Dispatches | December 05, 2006

I stayed home a day or so ago.  My son had a fever, so I worked quietly on editing two stories that were a delight to take a pencil to. There wasn’t much to pencil.  Both authors have nearly perfect linguistic pitch; both use the language for all its worth.  Both are appearing in our next issue, and I will tell you who they are sometime down the road.  One we have published before; the other is a newcomer to TMR.  Each taught me a new word or two, and that made me happy.

I took a longer-than-usual bath that day because I didn’t have to make the commute.  We don’t have a shower, just a very short tub, so I lay in the hot water with my knees bent up like a frog and looked at the ceiling, considering the words Parousia and fraught. Don’t ask why. 

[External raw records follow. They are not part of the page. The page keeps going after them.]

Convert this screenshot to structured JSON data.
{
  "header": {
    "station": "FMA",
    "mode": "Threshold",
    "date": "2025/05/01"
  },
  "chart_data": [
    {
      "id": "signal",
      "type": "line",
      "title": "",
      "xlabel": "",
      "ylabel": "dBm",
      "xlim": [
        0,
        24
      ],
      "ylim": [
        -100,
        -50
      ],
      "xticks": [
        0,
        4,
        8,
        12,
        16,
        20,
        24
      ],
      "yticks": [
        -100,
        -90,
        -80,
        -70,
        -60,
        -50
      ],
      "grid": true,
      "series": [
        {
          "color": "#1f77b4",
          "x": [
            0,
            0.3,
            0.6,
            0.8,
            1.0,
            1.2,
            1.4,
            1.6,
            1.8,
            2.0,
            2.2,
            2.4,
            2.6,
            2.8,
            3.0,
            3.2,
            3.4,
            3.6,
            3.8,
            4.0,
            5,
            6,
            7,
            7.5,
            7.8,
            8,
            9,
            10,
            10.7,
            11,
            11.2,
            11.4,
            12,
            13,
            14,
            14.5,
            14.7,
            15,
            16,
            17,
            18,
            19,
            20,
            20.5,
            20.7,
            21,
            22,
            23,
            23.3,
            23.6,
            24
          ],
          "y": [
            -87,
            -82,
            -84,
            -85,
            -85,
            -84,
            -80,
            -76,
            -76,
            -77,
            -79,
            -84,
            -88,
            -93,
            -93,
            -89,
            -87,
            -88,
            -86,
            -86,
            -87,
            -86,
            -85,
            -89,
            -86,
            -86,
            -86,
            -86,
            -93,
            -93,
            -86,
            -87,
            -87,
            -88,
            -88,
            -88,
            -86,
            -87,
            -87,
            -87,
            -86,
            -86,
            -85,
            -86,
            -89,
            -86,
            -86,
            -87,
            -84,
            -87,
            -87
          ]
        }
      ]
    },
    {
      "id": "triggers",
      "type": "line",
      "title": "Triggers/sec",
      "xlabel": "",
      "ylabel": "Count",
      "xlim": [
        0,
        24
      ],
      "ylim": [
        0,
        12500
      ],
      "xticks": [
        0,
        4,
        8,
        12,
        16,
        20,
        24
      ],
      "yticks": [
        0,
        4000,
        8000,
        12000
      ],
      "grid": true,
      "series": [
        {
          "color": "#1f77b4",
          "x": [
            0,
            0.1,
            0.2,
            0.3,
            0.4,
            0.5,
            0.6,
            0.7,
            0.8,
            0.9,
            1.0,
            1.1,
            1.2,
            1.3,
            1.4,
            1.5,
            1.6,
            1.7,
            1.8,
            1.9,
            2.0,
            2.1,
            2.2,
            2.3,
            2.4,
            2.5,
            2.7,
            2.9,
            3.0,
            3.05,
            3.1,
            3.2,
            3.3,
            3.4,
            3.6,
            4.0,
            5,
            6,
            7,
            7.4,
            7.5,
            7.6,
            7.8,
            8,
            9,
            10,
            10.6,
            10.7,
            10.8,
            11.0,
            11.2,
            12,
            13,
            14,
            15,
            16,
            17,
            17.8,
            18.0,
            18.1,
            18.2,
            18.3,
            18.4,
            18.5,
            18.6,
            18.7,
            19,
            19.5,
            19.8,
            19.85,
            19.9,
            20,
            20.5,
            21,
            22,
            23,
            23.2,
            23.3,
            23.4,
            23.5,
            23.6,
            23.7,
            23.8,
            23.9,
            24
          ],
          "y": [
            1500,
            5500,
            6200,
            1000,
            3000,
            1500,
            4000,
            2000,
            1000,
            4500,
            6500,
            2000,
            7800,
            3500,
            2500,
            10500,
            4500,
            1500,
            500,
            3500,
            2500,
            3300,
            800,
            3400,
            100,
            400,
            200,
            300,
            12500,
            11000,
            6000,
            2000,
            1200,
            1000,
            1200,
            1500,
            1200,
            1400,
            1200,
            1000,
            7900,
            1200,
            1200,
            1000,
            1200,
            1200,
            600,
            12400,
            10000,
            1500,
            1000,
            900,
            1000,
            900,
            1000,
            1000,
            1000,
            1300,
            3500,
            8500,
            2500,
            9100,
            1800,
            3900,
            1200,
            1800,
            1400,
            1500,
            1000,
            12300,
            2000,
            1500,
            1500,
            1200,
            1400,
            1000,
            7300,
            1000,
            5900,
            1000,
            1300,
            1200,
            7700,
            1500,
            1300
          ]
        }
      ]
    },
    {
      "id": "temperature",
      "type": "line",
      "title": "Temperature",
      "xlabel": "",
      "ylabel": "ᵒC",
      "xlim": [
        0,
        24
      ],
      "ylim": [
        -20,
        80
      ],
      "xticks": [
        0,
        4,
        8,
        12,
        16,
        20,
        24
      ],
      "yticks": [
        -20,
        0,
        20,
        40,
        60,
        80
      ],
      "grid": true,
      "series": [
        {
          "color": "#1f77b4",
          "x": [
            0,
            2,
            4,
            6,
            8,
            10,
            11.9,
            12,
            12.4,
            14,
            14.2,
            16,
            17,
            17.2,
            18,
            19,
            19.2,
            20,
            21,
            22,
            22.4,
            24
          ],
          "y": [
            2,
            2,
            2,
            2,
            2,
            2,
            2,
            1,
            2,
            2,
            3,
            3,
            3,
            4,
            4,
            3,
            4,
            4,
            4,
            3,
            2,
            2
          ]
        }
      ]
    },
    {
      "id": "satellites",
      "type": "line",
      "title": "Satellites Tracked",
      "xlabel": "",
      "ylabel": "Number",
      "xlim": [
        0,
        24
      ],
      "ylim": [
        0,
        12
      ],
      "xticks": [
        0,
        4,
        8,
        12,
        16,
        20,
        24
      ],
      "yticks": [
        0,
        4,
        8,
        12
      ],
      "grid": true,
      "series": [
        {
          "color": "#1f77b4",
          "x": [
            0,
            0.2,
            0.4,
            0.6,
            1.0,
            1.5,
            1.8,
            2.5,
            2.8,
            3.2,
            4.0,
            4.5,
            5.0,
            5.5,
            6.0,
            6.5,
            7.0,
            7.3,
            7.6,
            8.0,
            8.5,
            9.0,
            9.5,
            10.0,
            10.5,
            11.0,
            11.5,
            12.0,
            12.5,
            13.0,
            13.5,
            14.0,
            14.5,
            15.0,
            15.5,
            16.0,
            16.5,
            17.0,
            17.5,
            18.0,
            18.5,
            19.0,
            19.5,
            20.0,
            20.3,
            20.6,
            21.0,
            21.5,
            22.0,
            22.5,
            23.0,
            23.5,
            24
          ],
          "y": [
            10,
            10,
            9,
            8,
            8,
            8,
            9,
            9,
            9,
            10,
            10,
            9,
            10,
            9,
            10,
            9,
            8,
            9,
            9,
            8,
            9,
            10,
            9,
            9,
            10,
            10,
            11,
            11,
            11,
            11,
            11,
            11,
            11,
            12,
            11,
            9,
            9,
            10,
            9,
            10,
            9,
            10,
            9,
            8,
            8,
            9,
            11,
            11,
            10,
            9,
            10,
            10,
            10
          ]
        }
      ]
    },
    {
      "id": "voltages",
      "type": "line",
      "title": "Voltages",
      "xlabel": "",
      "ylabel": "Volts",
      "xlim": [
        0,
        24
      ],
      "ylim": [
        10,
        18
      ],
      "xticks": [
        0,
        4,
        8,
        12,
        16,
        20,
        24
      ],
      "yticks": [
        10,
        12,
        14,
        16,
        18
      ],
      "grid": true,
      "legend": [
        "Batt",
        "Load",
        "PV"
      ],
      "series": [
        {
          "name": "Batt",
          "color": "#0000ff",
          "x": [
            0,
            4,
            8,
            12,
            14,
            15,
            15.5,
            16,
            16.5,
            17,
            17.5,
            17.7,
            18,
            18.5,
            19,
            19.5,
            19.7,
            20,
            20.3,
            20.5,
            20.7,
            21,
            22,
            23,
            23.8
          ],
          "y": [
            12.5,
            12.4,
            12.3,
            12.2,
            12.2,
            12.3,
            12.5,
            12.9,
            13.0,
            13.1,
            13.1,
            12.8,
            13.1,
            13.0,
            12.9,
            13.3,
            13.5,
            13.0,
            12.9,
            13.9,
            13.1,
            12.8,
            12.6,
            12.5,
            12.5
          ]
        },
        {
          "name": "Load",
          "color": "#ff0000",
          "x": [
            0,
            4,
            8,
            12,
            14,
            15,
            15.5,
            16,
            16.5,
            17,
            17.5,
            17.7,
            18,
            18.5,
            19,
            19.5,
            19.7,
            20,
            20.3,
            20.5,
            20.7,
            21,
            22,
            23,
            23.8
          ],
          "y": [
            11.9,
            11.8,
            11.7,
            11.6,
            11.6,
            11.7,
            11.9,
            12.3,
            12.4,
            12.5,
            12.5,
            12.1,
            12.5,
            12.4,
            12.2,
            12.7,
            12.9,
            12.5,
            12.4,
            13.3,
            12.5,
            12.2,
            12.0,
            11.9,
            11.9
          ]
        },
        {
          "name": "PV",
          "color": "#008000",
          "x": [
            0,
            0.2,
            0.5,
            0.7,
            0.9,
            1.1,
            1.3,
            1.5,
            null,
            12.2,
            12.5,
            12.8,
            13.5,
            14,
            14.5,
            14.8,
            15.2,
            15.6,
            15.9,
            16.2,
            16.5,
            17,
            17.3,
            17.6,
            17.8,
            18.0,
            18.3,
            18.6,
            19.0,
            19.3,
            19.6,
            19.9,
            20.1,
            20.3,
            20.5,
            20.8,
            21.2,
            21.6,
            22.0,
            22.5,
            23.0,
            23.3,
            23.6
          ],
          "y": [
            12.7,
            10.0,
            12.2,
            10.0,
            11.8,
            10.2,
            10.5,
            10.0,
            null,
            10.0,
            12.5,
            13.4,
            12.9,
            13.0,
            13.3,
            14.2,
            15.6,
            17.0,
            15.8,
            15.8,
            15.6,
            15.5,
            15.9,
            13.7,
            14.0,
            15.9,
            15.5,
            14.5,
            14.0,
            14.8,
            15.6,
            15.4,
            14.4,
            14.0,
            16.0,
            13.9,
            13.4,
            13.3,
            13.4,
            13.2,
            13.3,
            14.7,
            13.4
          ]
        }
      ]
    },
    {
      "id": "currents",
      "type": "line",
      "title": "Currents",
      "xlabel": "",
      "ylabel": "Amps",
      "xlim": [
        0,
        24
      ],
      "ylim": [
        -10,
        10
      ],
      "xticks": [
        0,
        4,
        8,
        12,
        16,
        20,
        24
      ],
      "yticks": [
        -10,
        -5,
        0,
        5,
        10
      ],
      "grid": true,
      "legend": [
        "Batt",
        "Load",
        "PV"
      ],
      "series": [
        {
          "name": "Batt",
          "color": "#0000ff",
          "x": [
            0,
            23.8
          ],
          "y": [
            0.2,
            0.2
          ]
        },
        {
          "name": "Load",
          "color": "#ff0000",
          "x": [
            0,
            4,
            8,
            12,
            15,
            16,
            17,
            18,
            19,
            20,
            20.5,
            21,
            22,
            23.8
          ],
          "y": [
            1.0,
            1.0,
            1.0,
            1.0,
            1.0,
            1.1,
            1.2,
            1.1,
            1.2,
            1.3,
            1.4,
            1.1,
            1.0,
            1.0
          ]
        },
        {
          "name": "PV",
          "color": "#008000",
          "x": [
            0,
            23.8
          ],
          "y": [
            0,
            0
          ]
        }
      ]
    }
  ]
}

Both were familiar to me, but I was paying them new attention. The Parousia is the Second Coming; I’d heard it said recently in the context of Advent, which begins December 3.  You know what fraught means.  A situation is fraught, usually with something bad.  If you said the two words out loud, you’d sense that one is desirable and the other not, even if you didn’t know what they meant.  Parousia. It’s like Glinda materializing in Oz in a shimmer of sparkles (though admittedly, as with Glinda, there’s something potentially scary there also). Fraught is the winged monkeys. 

Lying in the bathtub, I considered that fraught must be a past participle because taught is a past participle, and so are bought, caught, sought. So after I got out of the tub I looked it up.  It’s from Middle English, the past participle of the verb “to load,” by way of Middle Dutch.  It’s related to the word freight. I was very, very excited. Middle English!  Middle Dutch!  This is what some people do for fun. Then I looked up Parousia.  It’s from a Greek present participle of the verb that means “to be present,” so the Parousia is the Being Present.  I would not want to speculate on the theological implications of that semantic bit, but again, I was excited to know it.

Words are great.  Words are awesome. Words are. . . the Being Present of conscious thought.  Or something like it. Around the office we get excited about good works of literature all the time, but sometimes we ought to stop and look twice at what they’re made of and get excited again about good words.